Temos enormes problemas de acessibilidade. Mesmo em países com quantidade razoável de médicos, como o Brasil, eles estão concentrados em determinadas regiões. Não temos médicos suficientes, estamos envelhecendo e nem sempre de forma saudável. A tecnologia pode ajudar nisso. É claro que existem riscos e desafios, mas eles também estão presentes quando não usamos as tecnologias. Para mim, todo o sistema de saúde está doente, então adotar tecnologias para lidar com isso é inevitável.
Como?
Nos EUA e em países da Europa, 30% dos estudantes de medicina acabam não se tornando médicos. Entre as principais razões está a burocracia envolvida no trabalho. Você não estuda anos para se tornar um médico e acaba preenchendo papelada. Em muitos países, os médicos passam 70% do tempo da consulta olhando para uma tela, não para o paciente. Os médicos estão virando verdadeiros robôs. A IA pode libertá-los de parte dessas tarefas para que eles possam voltar a olhar os pacientes nos olhos. E ainda há uma segunda razão.
Qual?
Nos EUA, por exemplo, a terceira causa de morte é o erro médico. Não quero culpá-los, pois eles trabalham duro, mas a IA inclui automação e robótica, ferramentas que podem ajudá-los a reduzir erros. Então, a questão não é opor a IA aos médicos, mas sim “IA para médicos”. Ela é uma ferramenta. Há alguns anos, escrevi um artigo em que dizia que a IA seria o novo estetoscópio dos médicos. Infelizmente, ainda não chegamos lá, mas encará-la como uma ferramenta é o caminho.

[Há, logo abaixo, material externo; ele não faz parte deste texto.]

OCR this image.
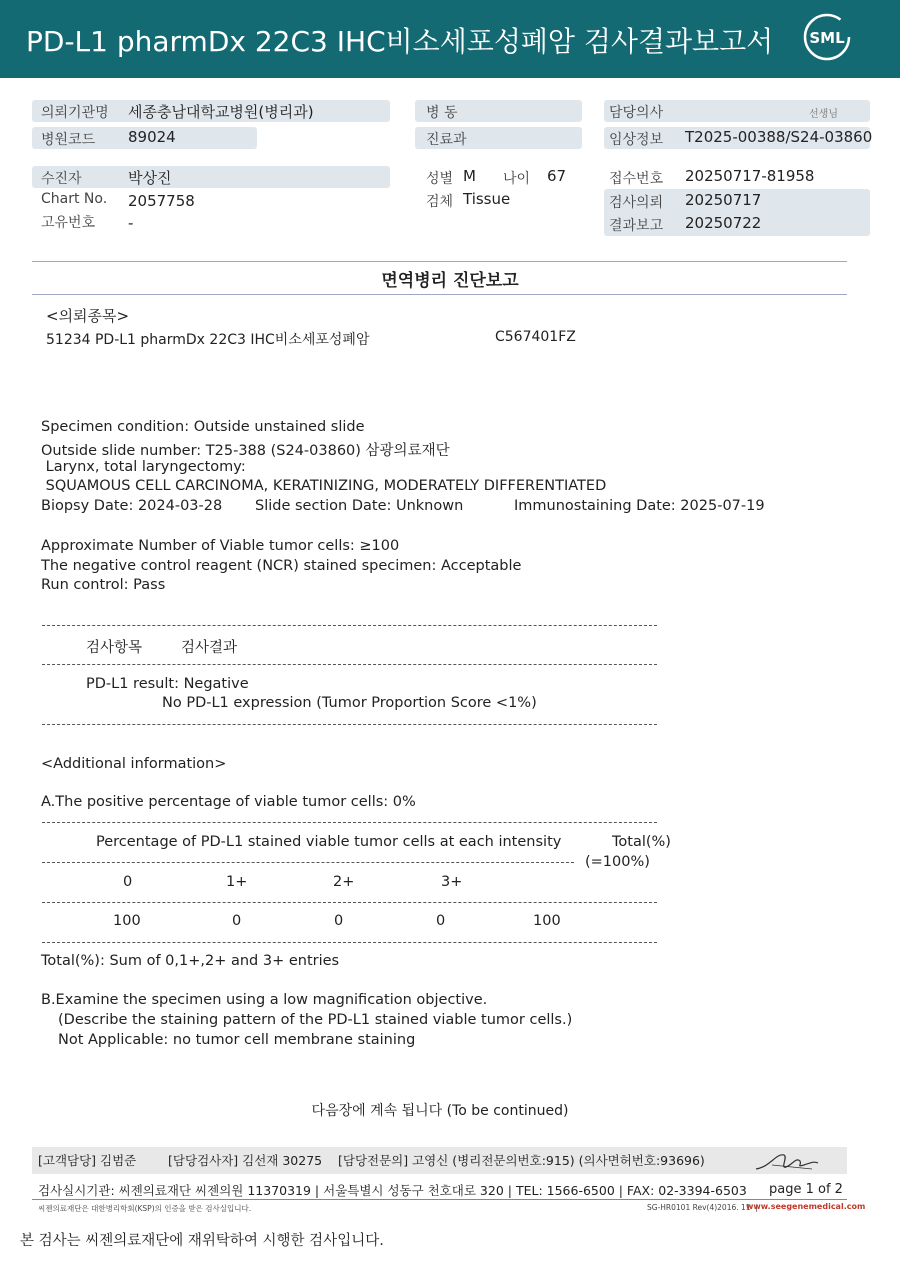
PD-L1 pharmDx 22C3 IHC비소세포성폐암 검사결과보고서 SML
의뢰기관명 세종충남대학교병원(병리과)
병원코드 89024
병 동
진료과
담당의사	선생님
임상정보 T2025-00388/S24-03860
수진자	박상진
Chart No. 2057758
고유번호 -
성별 M 나이 67
검체 Tissue
접수번호 20250717-81958
검사의뢰 20250717
결과보고 20250722
면역병리 진단보고
<의뢰종목>
51234 PD-L1 pharmDx 22C3 IHC비소세포성폐암	C567401FZ
Specimen condition: Outside unstained slide
Outside slide number: T25-388 (S24-03860) 삼광의료재단
Larynx, total laryngectomy:
SQUAMOUS CELL CARCINOMA, KERATINIZING, MODERATELY DIFFERENTIATED
Biopsy Date: 2024-03-28 Slide section Date: Unknown	Immunostaining Date: 2025-07-19
Approximate Number of Viable tumor cells: ≥100
The negative control reagent (NCR) stained specimen: Acceptable
Run control: Pass
검사항목	검사결과
PD-L1 result: Negative
No PD-L1 expression (Tumor Proportion Score <1%)
<Additional information>
A.The positive percentage of viable tumor cells: 0%
Percentage of PD-L1 stained viable tumor cells at each intensity	Total(%)
(=100%)
0	1+	2+	3+
100	0	0	0	100
Total(%): Sum of 0,1+,2+ and 3+ entries
B.Examine the specimen using a low magnification objective.
(Describe the staining pattern of the PD-L1 stained viable tumor cells.)
Not Applicable: no tumor cell membrane staining
다음장에 계속 됩니다 (To be continued)
[고객담당] 김범준        [담당검사자] 김선재 30275    [담당전문의] 고영신 (병리전문의번호:915) (의사면허번호:93696)
검사실시기관: 씨젠의료재단 씨젠의원 11370319 | 서울특별시 성동구 천호대로 320 | TEL: 1566-6500 | FAX: 02-3394-6503 page 1 of 2
씨젠의료재단은 대한병리학회(KSP)의 인증을 받은 검사실입니다.	SG-HR0101 Rev(4)2016. 11  |
www.seegenemedical.com
본 검사는 씨젠의료재단에 재위탁하여 시행한 검사입니다.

Ok, mas como lidar com os inúmeros problemas e erros associados à IA?
Quando falamos de IA generativa, a chamada “alucinação” (respostas erradas) e os vieses ainda são um desafio. Mas, de novo, não se esqueça de que já lidamos com um enorme problema de erro humano, e há um caminho para melhorar o treinamento das ferramentas de IA.
Qual é o melhor método?
Eu faço parte da startup My Anna Health, que criou uma espécie de “Médico IA” para a saúde das mulheres. O que eles fizeram foi carregar mais de 280 mil publicações médicas de alta qualidade no modelo, mas tudo supervisionado por uma equipe de 70 médicos. Isso evita as falhas da IA. E eu não conheço nenhum ginecologista no mundo que tenha 280 mil publicações na cabeça.
Mas uma IA com essa especificidade de treinamento pode substituir o médico?
É claro que há quem especule sobre a chegada da chamada “inteligência artificial geral”, capaz de substituir inteiramente o profissional humano. Eu não vou tão longe, sobretudo quando falo de saúde, embora, claro, isso possa acontecer um dia. O que eu ressalto é que há uma grande necessidade de liberar os profissionais da saúde da parte do trabalho que não é médica. É usar a IA para tarefas simples e burocráticas, para que os profissionais da saúde possam agregar um valor real com seu trabalho.
Mas há um caminho para o paciente interagir com a IA?
Sim, e isso também pode ajudar a aumentar o acesso, embora seja preciso observar que há uma grande disparidade no acesso à internet e à tecnologia. É como no exemplo da My Anna Health que mencionei. Muitas mulheres, por questões culturais ou mesmo de acesso, podem se sentir mais confortáveis em conversar com um médico baseado em IA do que com um ginecologista. E, a bem da verdade, já vi muitos médicos pesquisando no Google na minha frente, e não há nada de errado com isso. Eu não quero fomentar uma batalha entre IA e médicos, mas entre não ter médicos e ter um médico ChatGPT, Mistral ou qualquer outro tipo, é melhor ter essa opção. A IA também pode ser fundamental para ajudar a encontrar o melhor especialista mais próximo de você.
Mas como regular isso?
É um tópico enorme, como tudo que envolve regulamentação e ética, e ainda não há respostas finais. Mas estou convencido de que você não pode regular essa nova tecnologia da maneira antiga. Os reguladores têm que encontrar uma maneira para que as regras acompanhem a velocidade com que a tecnologia evolui.